Alman hükümeti altı eyalette aşırı sağcılara düzenlenen operasyonları ve tutuklamaları "başarı” olarak niteledi. Hükümet Sözcüsü Steffen Seibert, operasyonların güvenlik makamlarının "tetikte ve dikkatli olduğunu" gösterdiğini belirtti.
İçişleri Bakanlığı'ndan bir sözcü ise Almanya'da hali hazırdaki güvenlik durumuna göre ibadethanelere saldırı ihtimalinin "soyut" olmadığını söyledi.

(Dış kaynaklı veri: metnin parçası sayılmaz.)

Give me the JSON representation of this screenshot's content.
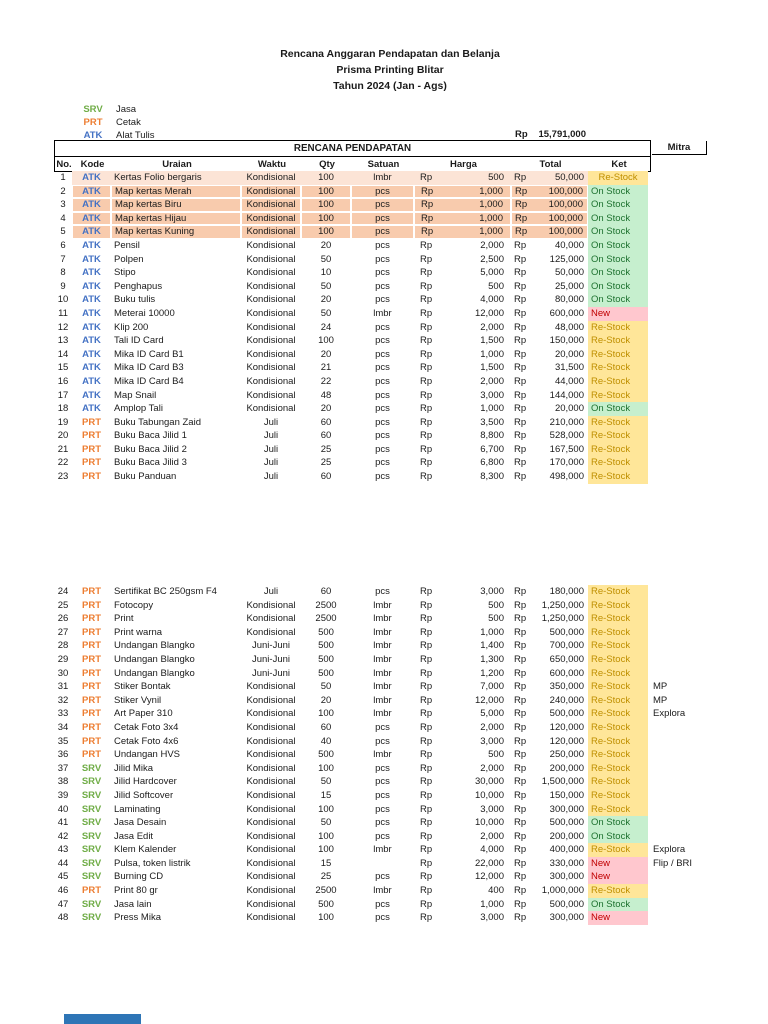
{
  "doc": {
    "title_line1": "Rencana Anggaran Pendapatan dan Belanja",
    "title_line2": "Prisma Printing Blitar",
    "title_line3": "Tahun 2024 (Jan - Ags)"
  },
  "legend": {
    "items": [
      {
        "code": "SRV",
        "label": "Jasa",
        "color": "#70AD47"
      },
      {
        "code": "PRT",
        "label": "Cetak",
        "color": "#ED7D31"
      },
      {
        "code": "ATK",
        "label": "Alat Tulis",
        "color": "#4472C4"
      }
    ]
  },
  "summary": {
    "currency": "Rp",
    "amount": "15,791,000"
  },
  "table": {
    "section_title": "RENCANA PENDAPATAN",
    "headers": {
      "no": "No.",
      "kode": "Kode",
      "uraian": "Uraian",
      "waktu": "Waktu",
      "qty": "Qty",
      "satuan": "Satuan",
      "harga": "Harga",
      "total": "Total",
      "ket": "Ket",
      "mitra": "Mitra"
    },
    "currency_label": "Rp",
    "status_colors": {
      "restock_bg": "#FFE699",
      "onstock_bg": "#C6EFCE",
      "new_bg": "#FFC7CE"
    },
    "rows": [
      {
        "no": "1",
        "kode": "ATK",
        "kt": "atk",
        "ur": "Kertas Folio bergaris",
        "wk": "Kondisional",
        "qty": "100",
        "sat": "lmbr",
        "hrg": "500",
        "tot": "50,000",
        "ket": "Re-Stock",
        "ks": "r",
        "mit": "",
        "hl": "light",
        "kc": true
      },
      {
        "no": "2",
        "kode": "ATK",
        "kt": "atk",
        "ur": "Map kertas Merah",
        "wk": "Kondisional",
        "qty": "100",
        "sat": "pcs",
        "hrg": "1,000",
        "tot": "100,000",
        "ket": "On Stock",
        "ks": "o",
        "mit": "",
        "hl": "dark"
      },
      {
        "no": "3",
        "kode": "ATK",
        "kt": "atk",
        "ur": "Map kertas Biru",
        "wk": "Kondisional",
        "qty": "100",
        "sat": "pcs",
        "hrg": "1,000",
        "tot": "100,000",
        "ket": "On Stock",
        "ks": "o",
        "mit": "",
        "hl": "dark"
      },
      {
        "no": "4",
        "kode": "ATK",
        "kt": "atk",
        "ur": "Map kertas Hijau",
        "wk": "Kondisional",
        "qty": "100",
        "sat": "pcs",
        "hrg": "1,000",
        "tot": "100,000",
        "ket": "On Stock",
        "ks": "o",
        "mit": "",
        "hl": "dark"
      },
      {
        "no": "5",
        "kode": "ATK",
        "kt": "atk",
        "ur": "Map kertas Kuning",
        "wk": "Kondisional",
        "qty": "100",
        "sat": "pcs",
        "hrg": "1,000",
        "tot": "100,000",
        "ket": "On Stock",
        "ks": "o",
        "mit": "",
        "hl": "dark"
      },
      {
        "no": "6",
        "kode": "ATK",
        "kt": "atk",
        "ur": "Pensil",
        "wk": "Kondisional",
        "qty": "20",
        "sat": "pcs",
        "hrg": "2,000",
        "tot": "40,000",
        "ket": "On Stock",
        "ks": "o",
        "mit": ""
      },
      {
        "no": "7",
        "kode": "ATK",
        "kt": "atk",
        "ur": "Polpen",
        "wk": "Kondisional",
        "qty": "50",
        "sat": "pcs",
        "hrg": "2,500",
        "tot": "125,000",
        "ket": "On Stock",
        "ks": "o",
        "mit": ""
      },
      {
        "no": "8",
        "kode": "ATK",
        "kt": "atk",
        "ur": "Stipo",
        "wk": "Kondisional",
        "qty": "10",
        "sat": "pcs",
        "hrg": "5,000",
        "tot": "50,000",
        "ket": "On Stock",
        "ks": "o",
        "mit": ""
      },
      {
        "no": "9",
        "kode": "ATK",
        "kt": "atk",
        "ur": "Penghapus",
        "wk": "Kondisional",
        "qty": "50",
        "sat": "pcs",
        "hrg": "500",
        "tot": "25,000",
        "ket": "On Stock",
        "ks": "o",
        "mit": ""
      },
      {
        "no": "10",
        "kode": "ATK",
        "kt": "atk",
        "ur": "Buku tulis",
        "wk": "Kondisional",
        "qty": "20",
        "sat": "pcs",
        "hrg": "4,000",
        "tot": "80,000",
        "ket": "On Stock",
        "ks": "o",
        "mit": ""
      },
      {
        "no": "11",
        "kode": "ATK",
        "kt": "atk",
        "ur": "Meterai 10000",
        "wk": "Kondisional",
        "qty": "50",
        "sat": "lmbr",
        "hrg": "12,000",
        "tot": "600,000",
        "ket": "New",
        "ks": "n",
        "mit": ""
      },
      {
        "no": "12",
        "kode": "ATK",
        "kt": "atk",
        "ur": "Klip 200",
        "wk": "Kondisional",
        "qty": "24",
        "sat": "pcs",
        "hrg": "2,000",
        "tot": "48,000",
        "ket": "Re-Stock",
        "ks": "r",
        "mit": ""
      },
      {
        "no": "13",
        "kode": "ATK",
        "kt": "atk",
        "ur": "Tali ID Card",
        "wk": "Kondisional",
        "qty": "100",
        "sat": "pcs",
        "hrg": "1,500",
        "tot": "150,000",
        "ket": "Re-Stock",
        "ks": "r",
        "mit": ""
      },
      {
        "no": "14",
        "kode": "ATK",
        "kt": "atk",
        "ur": "Mika ID Card B1",
        "wk": "Kondisional",
        "qty": "20",
        "sat": "pcs",
        "hrg": "1,000",
        "tot": "20,000",
        "ket": "Re-Stock",
        "ks": "r",
        "mit": ""
      },
      {
        "no": "15",
        "kode": "ATK",
        "kt": "atk",
        "ur": "Mika ID Card B3",
        "wk": "Kondisional",
        "qty": "21",
        "sat": "pcs",
        "hrg": "1,500",
        "tot": "31,500",
        "ket": "Re-Stock",
        "ks": "r",
        "mit": ""
      },
      {
        "no": "16",
        "kode": "ATK",
        "kt": "atk",
        "ur": "Mika ID Card B4",
        "wk": "Kondisional",
        "qty": "22",
        "sat": "pcs",
        "hrg": "2,000",
        "tot": "44,000",
        "ket": "Re-Stock",
        "ks": "r",
        "mit": ""
      },
      {
        "no": "17",
        "kode": "ATK",
        "kt": "atk",
        "ur": "Map Snail",
        "wk": "Kondisional",
        "qty": "48",
        "sat": "pcs",
        "hrg": "3,000",
        "tot": "144,000",
        "ket": "Re-Stock",
        "ks": "r",
        "mit": ""
      },
      {
        "no": "18",
        "kode": "ATK",
        "kt": "atk",
        "ur": "Amplop Tali",
        "wk": "Kondisional",
        "qty": "20",
        "sat": "pcs",
        "hrg": "1,000",
        "tot": "20,000",
        "ket": "On Stock",
        "ks": "o",
        "mit": ""
      },
      {
        "no": "19",
        "kode": "PRT",
        "kt": "prt",
        "ur": "Buku Tabungan Zaid",
        "wk": "Juli",
        "qty": "60",
        "sat": "pcs",
        "hrg": "3,500",
        "tot": "210,000",
        "ket": "Re-Stock",
        "ks": "r",
        "mit": ""
      },
      {
        "no": "20",
        "kode": "PRT",
        "kt": "prt",
        "ur": "Buku Baca Jilid 1",
        "wk": "Juli",
        "qty": "60",
        "sat": "pcs",
        "hrg": "8,800",
        "tot": "528,000",
        "ket": "Re-Stock",
        "ks": "r",
        "mit": ""
      },
      {
        "no": "21",
        "kode": "PRT",
        "kt": "prt",
        "ur": "Buku Baca Jilid 2",
        "wk": "Juli",
        "qty": "25",
        "sat": "pcs",
        "hrg": "6,700",
        "tot": "167,500",
        "ket": "Re-Stock",
        "ks": "r",
        "mit": ""
      },
      {
        "no": "22",
        "kode": "PRT",
        "kt": "prt",
        "ur": "Buku Baca Jilid 3",
        "wk": "Juli",
        "qty": "25",
        "sat": "pcs",
        "hrg": "6,800",
        "tot": "170,000",
        "ket": "Re-Stock",
        "ks": "r",
        "mit": ""
      },
      {
        "no": "23",
        "kode": "PRT",
        "kt": "prt",
        "ur": "Buku Panduan",
        "wk": "Juli",
        "qty": "60",
        "sat": "pcs",
        "hrg": "8,300",
        "tot": "498,000",
        "ket": "Re-Stock",
        "ks": "r",
        "mit": ""
      },
      {
        "no": "24",
        "kode": "PRT",
        "kt": "prt",
        "ur": "Sertifikat BC 250gsm F4",
        "wk": "Juli",
        "qty": "60",
        "sat": "pcs",
        "hrg": "3,000",
        "tot": "180,000",
        "ket": "Re-Stock",
        "ks": "r",
        "mit": ""
      },
      {
        "no": "25",
        "kode": "PRT",
        "kt": "prt",
        "ur": "Fotocopy",
        "wk": "Kondisional",
        "qty": "2500",
        "sat": "lmbr",
        "hrg": "500",
        "tot": "1,250,000",
        "ket": "Re-Stock",
        "ks": "r",
        "mit": ""
      },
      {
        "no": "26",
        "kode": "PRT",
        "kt": "prt",
        "ur": "Print",
        "wk": "Kondisional",
        "qty": "2500",
        "sat": "lmbr",
        "hrg": "500",
        "tot": "1,250,000",
        "ket": "Re-Stock",
        "ks": "r",
        "mit": ""
      },
      {
        "no": "27",
        "kode": "PRT",
        "kt": "prt",
        "ur": "Print warna",
        "wk": "Kondisional",
        "qty": "500",
        "sat": "lmbr",
        "hrg": "1,000",
        "tot": "500,000",
        "ket": "Re-Stock",
        "ks": "r",
        "mit": ""
      },
      {
        "no": "28",
        "kode": "PRT",
        "kt": "prt",
        "ur": "Undangan Blangko",
        "wk": "Juni-Juni",
        "qty": "500",
        "sat": "lmbr",
        "hrg": "1,400",
        "tot": "700,000",
        "ket": "Re-Stock",
        "ks": "r",
        "mit": ""
      },
      {
        "no": "29",
        "kode": "PRT",
        "kt": "prt",
        "ur": "Undangan Blangko",
        "wk": "Juni-Juni",
        "qty": "500",
        "sat": "lmbr",
        "hrg": "1,300",
        "tot": "650,000",
        "ket": "Re-Stock",
        "ks": "r",
        "mit": ""
      },
      {
        "no": "30",
        "kode": "PRT",
        "kt": "prt",
        "ur": "Undangan Blangko",
        "wk": "Juni-Juni",
        "qty": "500",
        "sat": "lmbr",
        "hrg": "1,200",
        "tot": "600,000",
        "ket": "Re-Stock",
        "ks": "r",
        "mit": ""
      },
      {
        "no": "31",
        "kode": "PRT",
        "kt": "prt",
        "ur": "Stiker Bontak",
        "wk": "Kondisional",
        "qty": "50",
        "sat": "lmbr",
        "hrg": "7,000",
        "tot": "350,000",
        "ket": "Re-Stock",
        "ks": "r",
        "mit": "MP"
      },
      {
        "no": "32",
        "kode": "PRT",
        "kt": "prt",
        "ur": "Stiker Vynil",
        "wk": "Kondisional",
        "qty": "20",
        "sat": "lmbr",
        "hrg": "12,000",
        "tot": "240,000",
        "ket": "Re-Stock",
        "ks": "r",
        "mit": "MP"
      },
      {
        "no": "33",
        "kode": "PRT",
        "kt": "prt",
        "ur": "Art Paper 310",
        "wk": "Kondisional",
        "qty": "100",
        "sat": "lmbr",
        "hrg": "5,000",
        "tot": "500,000",
        "ket": "Re-Stock",
        "ks": "r",
        "mit": "Explora"
      },
      {
        "no": "34",
        "kode": "PRT",
        "kt": "prt",
        "ur": "Cetak Foto 3x4",
        "wk": "Kondisional",
        "qty": "60",
        "sat": "pcs",
        "hrg": "2,000",
        "tot": "120,000",
        "ket": "Re-Stock",
        "ks": "r",
        "mit": ""
      },
      {
        "no": "35",
        "kode": "PRT",
        "kt": "prt",
        "ur": "Cetak Foto 4x6",
        "wk": "Kondisional",
        "qty": "40",
        "sat": "pcs",
        "hrg": "3,000",
        "tot": "120,000",
        "ket": "Re-Stock",
        "ks": "r",
        "mit": ""
      },
      {
        "no": "36",
        "kode": "PRT",
        "kt": "prt",
        "ur": "Undangan HVS",
        "wk": "Kondisional",
        "qty": "500",
        "sat": "lmbr",
        "hrg": "500",
        "tot": "250,000",
        "ket": "Re-Stock",
        "ks": "r",
        "mit": ""
      },
      {
        "no": "37",
        "kode": "SRV",
        "kt": "srv",
        "ur": "Jilid Mika",
        "wk": "Kondisional",
        "qty": "100",
        "sat": "pcs",
        "hrg": "2,000",
        "tot": "200,000",
        "ket": "Re-Stock",
        "ks": "r",
        "mit": ""
      },
      {
        "no": "38",
        "kode": "SRV",
        "kt": "srv",
        "ur": "Jilid Hardcover",
        "wk": "Kondisional",
        "qty": "50",
        "sat": "pcs",
        "hrg": "30,000",
        "tot": "1,500,000",
        "ket": "Re-Stock",
        "ks": "r",
        "mit": ""
      },
      {
        "no": "39",
        "kode": "SRV",
        "kt": "srv",
        "ur": "Jilid Softcover",
        "wk": "Kondisional",
        "qty": "15",
        "sat": "pcs",
        "hrg": "10,000",
        "tot": "150,000",
        "ket": "Re-Stock",
        "ks": "r",
        "mit": ""
      },
      {
        "no": "40",
        "kode": "SRV",
        "kt": "srv",
        "ur": "Laminating",
        "wk": "Kondisional",
        "qty": "100",
        "sat": "pcs",
        "hrg": "3,000",
        "tot": "300,000",
        "ket": "Re-Stock",
        "ks": "r",
        "mit": ""
      },
      {
        "no": "41",
        "kode": "SRV",
        "kt": "srv",
        "ur": "Jasa Desain",
        "wk": "Kondisional",
        "qty": "50",
        "sat": "pcs",
        "hrg": "10,000",
        "tot": "500,000",
        "ket": "On Stock",
        "ks": "o",
        "mit": ""
      },
      {
        "no": "42",
        "kode": "SRV",
        "kt": "srv",
        "ur": "Jasa Edit",
        "wk": "Kondisional",
        "qty": "100",
        "sat": "pcs",
        "hrg": "2,000",
        "tot": "200,000",
        "ket": "On Stock",
        "ks": "o",
        "mit": ""
      },
      {
        "no": "43",
        "kode": "SRV",
        "kt": "srv",
        "ur": "Klem Kalender",
        "wk": "Kondisional",
        "qty": "100",
        "sat": "lmbr",
        "hrg": "4,000",
        "tot": "400,000",
        "ket": "Re-Stock",
        "ks": "r",
        "mit": "Explora"
      },
      {
        "no": "44",
        "kode": "SRV",
        "kt": "srv",
        "ur": "Pulsa, token listrik",
        "wk": "Kondisional",
        "qty": "15",
        "sat": "",
        "hrg": "22,000",
        "tot": "330,000",
        "ket": "New",
        "ks": "n",
        "mit": "Flip / BRI"
      },
      {
        "no": "45",
        "kode": "SRV",
        "kt": "srv",
        "ur": "Burning CD",
        "wk": "Kondisional",
        "qty": "25",
        "sat": "pcs",
        "hrg": "12,000",
        "tot": "300,000",
        "ket": "New",
        "ks": "n",
        "mit": ""
      },
      {
        "no": "46",
        "kode": "PRT",
        "kt": "prt",
        "ur": "Print 80 gr",
        "wk": "Kondisional",
        "qty": "2500",
        "sat": "lmbr",
        "hrg": "400",
        "tot": "1,000,000",
        "ket": "Re-Stock",
        "ks": "r",
        "mit": ""
      },
      {
        "no": "47",
        "kode": "SRV",
        "kt": "srv",
        "ur": "Jasa lain",
        "wk": "Kondisional",
        "qty": "500",
        "sat": "pcs",
        "hrg": "1,000",
        "tot": "500,000",
        "ket": "On Stock",
        "ks": "o",
        "mit": ""
      },
      {
        "no": "48",
        "kode": "SRV",
        "kt": "srv",
        "ur": "Press Mika",
        "wk": "Kondisional",
        "qty": "100",
        "sat": "pcs",
        "hrg": "3,000",
        "tot": "300,000",
        "ket": "New",
        "ks": "n",
        "mit": ""
      }
    ]
  }
}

Müslüman kuruluşlardan tepki
Müsslümanlar ve camilerin aşırı sağcıların hedefinde bulunmasına tepki gösteren Müslüman kuruluşları, camilerin korunması için bir güvenlik konsepti oluşturulmasını istedi.

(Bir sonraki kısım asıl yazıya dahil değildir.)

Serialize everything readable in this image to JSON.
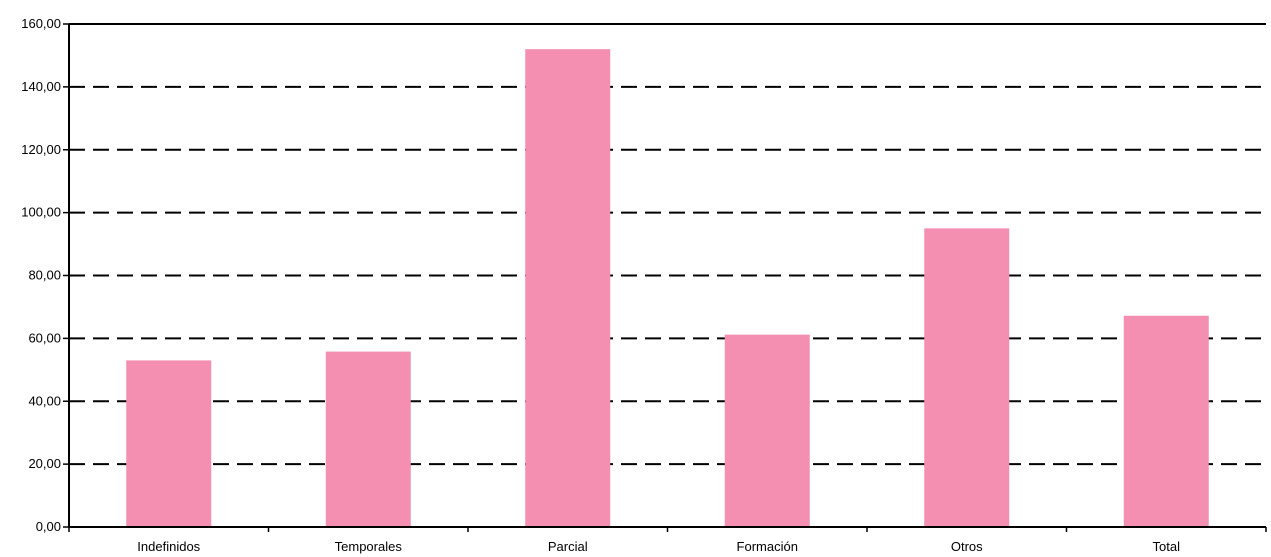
{
  "chart_data": {
    "type": "bar",
    "categories": [
      "Indefinidos",
      "Temporales",
      "Parcial",
      "Formación",
      "Otros",
      "Total"
    ],
    "values": [
      53.0,
      55.8,
      152.0,
      61.2,
      95.0,
      67.2
    ],
    "title": "",
    "xlabel": "",
    "ylabel": "",
    "ylim": [
      0,
      160
    ],
    "y_ticks": [
      "0,00",
      "20,00",
      "40,00",
      "60,00",
      "80,00",
      "100,00",
      "120,00",
      "140,00",
      "160,00"
    ],
    "grid": "dashed horizontal",
    "bar_color": "#f48fb1",
    "axis_color": "#000000"
  }
}
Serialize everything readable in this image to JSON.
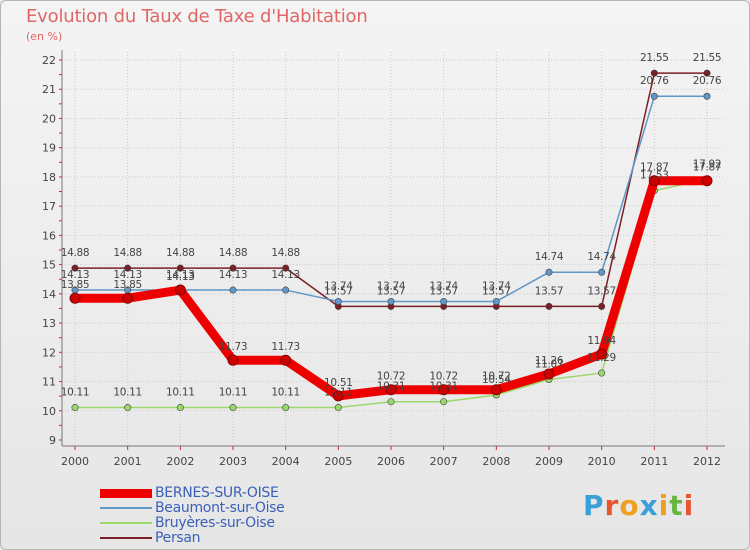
{
  "title": "Evolution du Taux de Taxe d'Habitation",
  "unit": "(en %)",
  "logo": {
    "letters": [
      "P",
      "r",
      "o",
      "x",
      "i",
      "t",
      "i"
    ],
    "colors": [
      "#3aa0d8",
      "#e8552e",
      "#f0a020",
      "#3aa0d8",
      "#f0a020",
      "#6ab540",
      "#e8552e"
    ]
  },
  "chart_data": {
    "type": "line",
    "x": [
      "2000",
      "2001",
      "2002",
      "2003",
      "2004",
      "2005",
      "2006",
      "2007",
      "2008",
      "2009",
      "2010",
      "2011",
      "2012"
    ],
    "ylim": [
      9,
      22
    ],
    "yticks": [
      "9",
      "10",
      "11",
      "12",
      "13",
      "14",
      "15",
      "16",
      "17",
      "18",
      "19",
      "20",
      "21",
      "22"
    ],
    "grid": true,
    "legend": "bottom-left",
    "series": [
      {
        "name": "BERNES-SUR-OISE",
        "color": "#ee0000",
        "values": [
          13.85,
          13.85,
          14.13,
          11.73,
          11.73,
          10.51,
          10.72,
          10.72,
          10.72,
          11.26,
          11.94,
          17.87,
          17.87
        ],
        "labels": [
          "13.85",
          "13.85",
          "14.13",
          "11.73",
          "11.73",
          "10.51",
          "10.72",
          "10.72",
          "10.72",
          "11.26",
          "11.94",
          "17.87",
          "17.87"
        ]
      },
      {
        "name": "Beaumont-sur-Oise",
        "color": "#5f97c8",
        "values": [
          14.13,
          14.13,
          14.13,
          14.13,
          14.13,
          13.74,
          13.74,
          13.74,
          13.74,
          14.74,
          14.74,
          20.76,
          20.76
        ],
        "labels": [
          "14.13",
          "14.13",
          "14.13",
          "14.13",
          "14.13",
          "13.74",
          "13.74",
          "13.74",
          "13.74",
          "14.74",
          "14.74",
          "20.76",
          "20.76"
        ]
      },
      {
        "name": "Bruyères-sur-Oise",
        "color": "#99d96a",
        "values": [
          10.11,
          10.11,
          10.11,
          10.11,
          10.11,
          10.11,
          10.31,
          10.31,
          10.54,
          11.07,
          11.29,
          17.53,
          17.92
        ],
        "labels": [
          "10.11",
          "10.11",
          "10.11",
          "10.11",
          "10.11",
          "10.11",
          "10.31",
          "10.31",
          "10.54",
          "11.07",
          "11.29",
          "17.53",
          "17.92"
        ]
      },
      {
        "name": "Persan",
        "color": "#7a1f25",
        "values": [
          14.88,
          14.88,
          14.88,
          14.88,
          14.88,
          13.57,
          13.57,
          13.57,
          13.57,
          13.57,
          13.57,
          21.55,
          21.55
        ],
        "labels": [
          "14.88",
          "14.88",
          "14.88",
          "14.88",
          "14.88",
          "13.57",
          "13.57",
          "13.57",
          "13.57",
          "13.57",
          "13.57",
          "21.55",
          "21.55"
        ]
      }
    ]
  }
}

Diyanet İşleri Türk İslam Birliği (DİTİB) yaptığı yazılı açıklamada, Almanya'daki camilere yılda yaklaşık yüze yakın saldırı düzenlendiğini, camilere yapılan tehditlerin Müslümanlarda endişe ve korkuya sebep olduğunu söyledi.

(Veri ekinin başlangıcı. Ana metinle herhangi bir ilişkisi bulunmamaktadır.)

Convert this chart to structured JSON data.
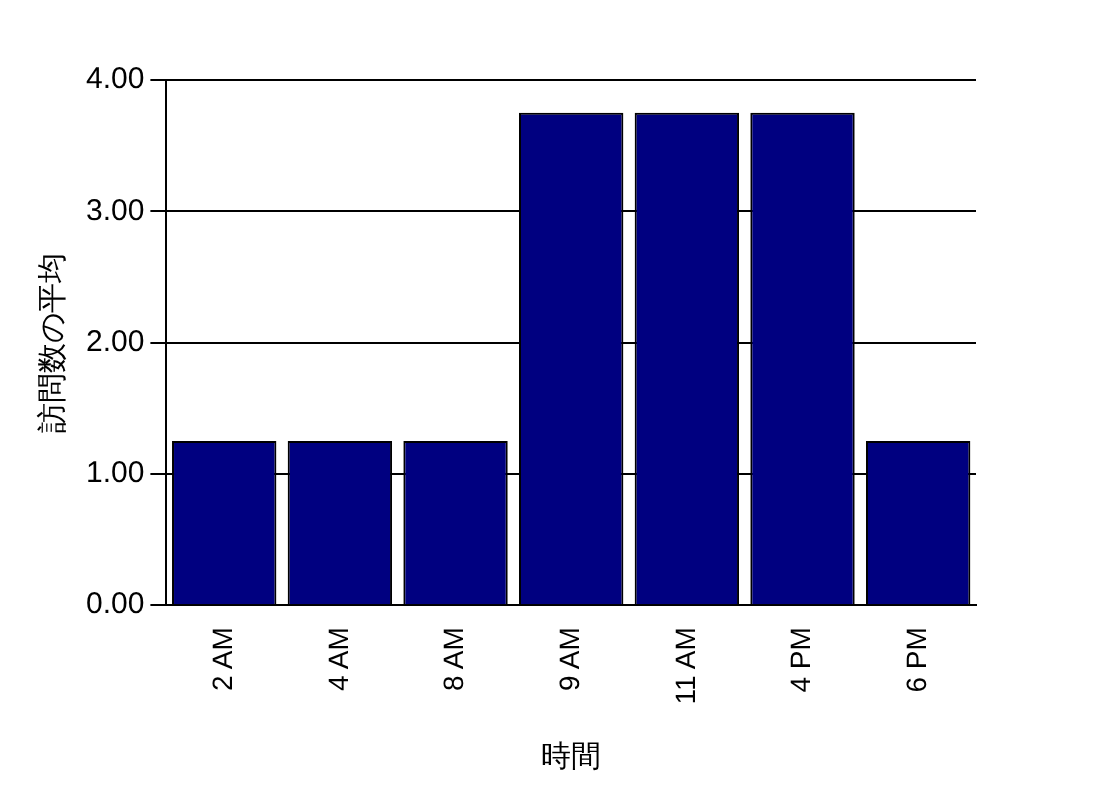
{
  "chart_data": {
    "type": "bar",
    "xlabel": "時間",
    "ylabel": "訪問数の平均",
    "categories": [
      "2 AM",
      "4 AM",
      "8 AM",
      "9 AM",
      "11 AM",
      "4 PM",
      "6 PM"
    ],
    "values": [
      1.25,
      1.25,
      1.25,
      3.75,
      3.75,
      3.75,
      1.25
    ],
    "color": "#000080",
    "ylim": [
      0,
      4
    ],
    "yticks": [
      {
        "value": 0,
        "label": "0.00"
      },
      {
        "value": 1,
        "label": "1.00"
      },
      {
        "value": 2,
        "label": "2.00"
      },
      {
        "value": 3,
        "label": "3.00"
      },
      {
        "value": 4,
        "label": "4.00"
      }
    ],
    "grid": "y",
    "legend": false
  }
}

DİTİB, tüm demokratik, liberal ve barış isteyen insanları, "Müslümanlara yönelik şiddete ve ayrımcılığa kesin olarak karşı çıkmaya ve dayanışma içinde yan yana durmaya" çağırdı
Almanya Müslümanları Merkez Konseyi Başkanı Ayman Mazyek ise camilerin çok uzun süredir yeterince korunmadığına dikkat çekti. Mazyek, "Müslümanlar gerçekten de daha fazla tehlike içinde yaşıyor" dedi.
Almanya'da İslam düşmanı motifli suçlar 2017'den bu yana kayıt altına alınıyor. Hükümetin verilerine göre 2018 yılında 43'ü camilere olmak üzere 910, 2017 yılında 1.095, 2019 yılında ise Müslüman ve Müslüman kuruluşlarına 184 saldırı düzenlendi. Faillerin yüzde 90'ından fazlası da siyasi amaçlı suç işleyen “sağcılar” olarak tanımlandı.
Bilimsel olarak çürütülen biyolojik ırkçılık yerini kültürel ırkçılığa bıraktı. Tekabül edilen ulusun en iyi ulus olduğunu, bu nedenle de her türlü haktan yararlanmaya layık olduğuna inanır. Diğer “ırkların” ise “aşağı ırk” olduğu için sosyal, demokratik haklardan yararlanamayacağını ve onların asalaklar olduğunu, ileri kültürün kimyasını bozduğu için sınırdışı edilmeleri gerektiğini savunur.
Neonazilere baskın
Almanya'da geçen Cuma günü altı eyalette düzenlenen operasyonlarda Neonazi hücre mensubu ve destekçisi olduğundan şüphelenilen 12 kişi gözaltına alınmış ve ardından tutuklanmıştı. Federal Başsavcılık grubun " "iç savaş benzeri bir atmosfer oluşturmak istediğini" açıklamıştı.